If we want to do something with every row or every column (or both), we could iterate through it with a loop.

In [9]:
import csv

with open("nationalparks.csv") as npfile:
    parks = csv.reader(npfile)
    parks = list(parks)

    
    park_counter = 1
    
    while park_counter < len(parks):
        print(parks[park_counter][0],"is",(float(parks[park_counter][3])/640),"square miles")
        park_counter += 1
    

Acadia National Park is 76.682234375 square miles
National Park of American Samoa is 12.901046875 square miles
Arches National Park is 119.81090624999999 square miles
Badlands National Park is 379.30615625 square miles
Big Bend National Park is 1251.817515625 square miles
Biscayne National Park is 270.26735937499996 square miles
Black Canyon of the Gunnison National Park is 48.093484375 square miles
Bryce Canyon National Park is 55.992312500000004 square miles
Canyonlands National Park is 527.496609375 square miles
Capitol Reef National Park is 377.97578125 square miles
Carlsbad Caverns National Park is 73.07257812499999 square miles
Channel Islands National Park is 389.9390625 square miles
Congaree National Park is 41.369484375 square miles
Crater Lake National Park is 286.287578125 square miles
Cuyahoga Valley National Park is 50.8935625 square miles
Death Valley National Park is 5325.6181718749995 square miles
Denali National Park is 7407.673687500001 square miles
Dry Tortugas Natio

## Example: How many national parks are in a given state?

The following code reads in the 2D list to the `parks` variable as before.
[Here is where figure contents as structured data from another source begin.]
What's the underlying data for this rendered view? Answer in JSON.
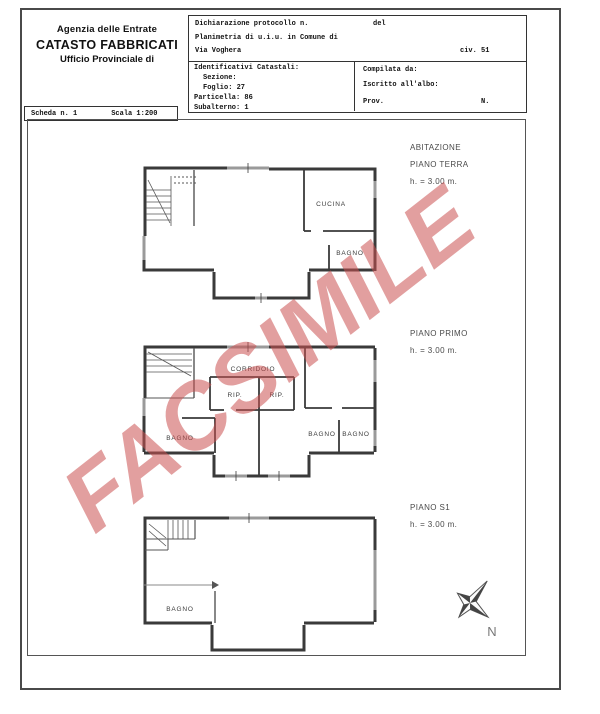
{
  "header": {
    "agency": {
      "line1": "Agenzia delle Entrate",
      "line2": "CATASTO FABBRICATI",
      "line3": "Ufficio Provinciale di"
    },
    "scheda": {
      "scheda_label": "Scheda n. 1",
      "scala_label": "Scala 1:200"
    },
    "declaration": {
      "protocollo_label": "Dichiarazione protocollo n.",
      "del_label": "del",
      "planimetria_label": "Planimetria di u.i.u. in Comune di",
      "street": "Via Voghera",
      "civic": "civ. 51"
    },
    "catastali": {
      "title": "Identificativi Catastali:",
      "sezione": "Sezione:",
      "foglio": "Foglio: 27",
      "particella": "Particella: 86",
      "subalterno": "Subalterno: 1"
    },
    "compiler": {
      "compilata": "Compilata da:",
      "iscritto": "Iscritto all'albo:",
      "prov": "Prov.",
      "n": "N."
    }
  },
  "plans": {
    "terra": {
      "title1": "ABITAZIONE",
      "title2": "PIANO TERRA",
      "height": "h. = 3.00 m.",
      "rooms": {
        "cucina": "CUCINA",
        "bagno": "BAGNO"
      }
    },
    "primo": {
      "title2": "PIANO PRIMO",
      "height": "h. = 3.00 m.",
      "rooms": {
        "corridoio": "CORRIDOIO",
        "rip1": "RIP.",
        "rip2": "RIP.",
        "bagno1": "BAGNO",
        "bagno2": "BAGNO",
        "bagno3": "BAGNO"
      }
    },
    "s1": {
      "title2": "PIANO S1",
      "height": "h. = 3.00 m.",
      "rooms": {
        "bagno": "BAGNO"
      }
    }
  },
  "compass": {
    "north_label": "N"
  },
  "watermark": {
    "text": "FACSIMILE",
    "color": "#ca5050",
    "opacity": "0.55"
  },
  "colors": {
    "wall": "#3a3a3a",
    "window": "#9a9a9a",
    "border": "#4a4a4a",
    "label": "#3c3c3c"
  }
}
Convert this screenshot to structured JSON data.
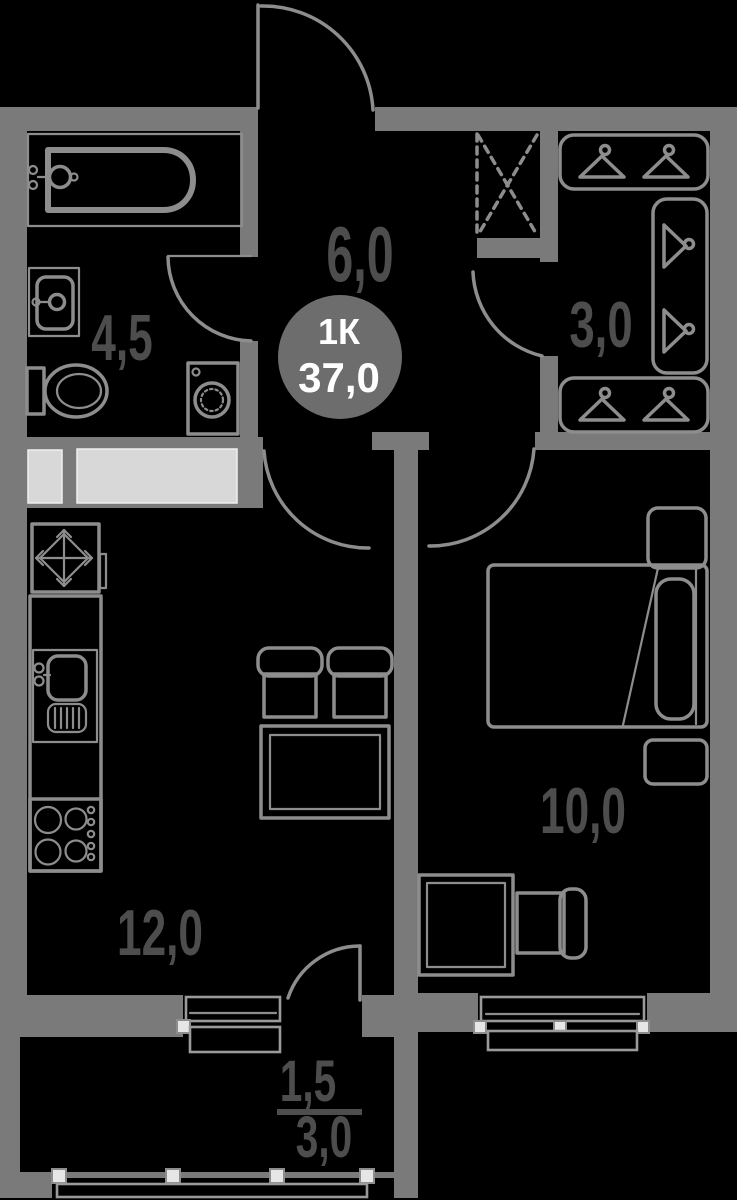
{
  "floorplan": {
    "badge": {
      "type": "1К",
      "total_area": "37,0"
    },
    "rooms": {
      "bathroom": {
        "area": "4,5"
      },
      "hallway": {
        "area": "6,0"
      },
      "wardrobe": {
        "area": "3,0"
      },
      "kitchen_living": {
        "area": "12,0"
      },
      "bedroom": {
        "area": "10,0"
      },
      "balcony": {
        "area_coefficient": "1,5",
        "area_total": "3,0"
      }
    },
    "icons": {
      "fridge": "snowflake-icon",
      "ventilation_shaft": "dashed-cross-icon",
      "wardrobe_storage": "hanger-icons"
    },
    "colors": {
      "background": "#000000",
      "walls": "#7a7a7a",
      "lines": "#8d8d8d",
      "labels": "#4d4d4d",
      "badge_fill": "#6d6d6d",
      "badge_text": "#ffffff",
      "cabinet_fill": "#d8d8d8",
      "glazing_post": "#e6e6e6"
    }
  }
}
Then we ask the user to enter the name of a state and loop through the *outer* list, counting how many parks are in that state.

In [10]:
import csv

with open("nationalparks.csv") as npfile:
    parks = csv.reader(npfile)
    parks = list(parks)
    
state = input("Enter a state: ")

park_counter = 1
parks_in_state = 0

while park_counter < len(parks):
    
    if parks[park_counter][1] == state:
        parks_in_state += 1
    
    
    park_counter += 1
    
print("There are",parks_in_state,"national parks in",state)

Enter a state: Utah
There are 5 national parks in Utah


**Reflection Questions:** To make sure you understand how this code works, answer the following questions in your notes:
1. What does `len(parks)` represent? Is it the number of parks? Is it the number of total values that appears in the whole file? Why do we use that in the condition for the counter-controlled loop?
2. What is `parks[park_counter][1]`? Why is `park_counter` used as the first of the two indexes?  What is the purpose of hard-coding a number like 1 in there?